= Manjula S =

Indian politician (born 1975)

Manjula Aravind Limbavali (born 1975) is an Indian politician from Karnataka. She is a member of the Karnataka Legislative Assembly from Mahadevapura Assembly constituency which is reserved for Scheduled Caste community in Bangalore Urban district. She won the 2023 Karnataka Legislative Assembly election representing the Bharatiya Janata Party.
== Early life and education ==
Manjula is from White Field, Bengaluru. She is the wife of three-time MLA and former minister Arvind Limbavalli. She completed her Class 12 in 1992 at NMKRV college for women, Bangalore.

== Career ==
Manjula was elected in the Mahadevapura Assembly constituency representing the Bharatiya Janata Party in the 2023 Karnataka Legislative Assembly election. She polled 181,731 votes and defeated her nearest rival, H. Nagesh of the Indian National Congress, by a margin of 44,501 votes.
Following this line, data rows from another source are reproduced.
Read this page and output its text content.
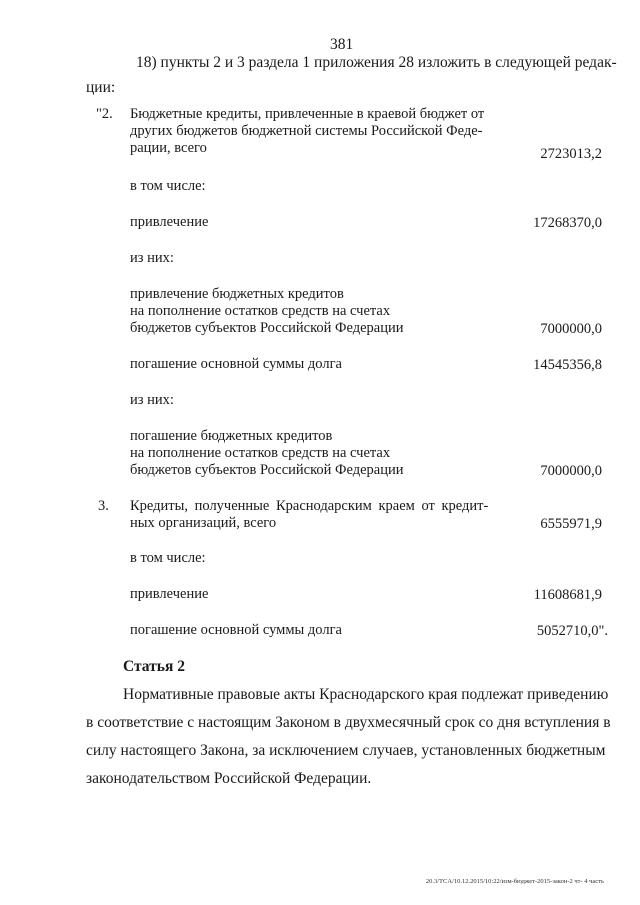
381
18) пункты 2 и 3 раздела 1 приложения 28 изложить в следующей редак-
ции:
"2. Бюджетные кредиты, привлеченные в краевой бюджет от
других бюджетов бюджетной системы Российской Феде-
рации, всего	2723013,2
в том числе:
привлечение	17268370,0
из них:
привлечение бюджетных кредитов
на пополнение остатков средств на счетах
бюджетов субъектов Российской Федерации	7000000,0
погашение основной суммы долга	14545356,8
из них:
погашение бюджетных кредитов
на пополнение остатков средств на счетах
бюджетов субъектов Российской Федерации	7000000,0
3. Кредиты, полученные Краснодарским краем от кредит-
ных организаций, всего	6555971,9
в том числе:
привлечение	11608681,9
погашение основной суммы долга	5052710,0".
Статья 2
Нормативные правовые акты Краснодарского края подлежат приведению
в соответствие с настоящим Законом в двухмесячный срок со дня вступления в
силу настоящего Закона, за исключением случаев, установленных бюджетным
законодательством Российской Федерации.
20.3/TCA/10.12.2015/10:22/изм-бюджет-2015-закон-2 чт- 4 часть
Her husband, Arvind Limbavalli, was the sitting MLA and a minister, but was denied a ticket by the Bharatiya Janata Party, allegedly due to an old controversy. His name was missing in the first two lists as the party which feared anti incumbency vote, announced his wife, Manjula's name in the third list on 18 April 2023. Mahadevapura is one of the 17 wards in the city, who contribute the highest taxes to BBMP but have least civic amenities.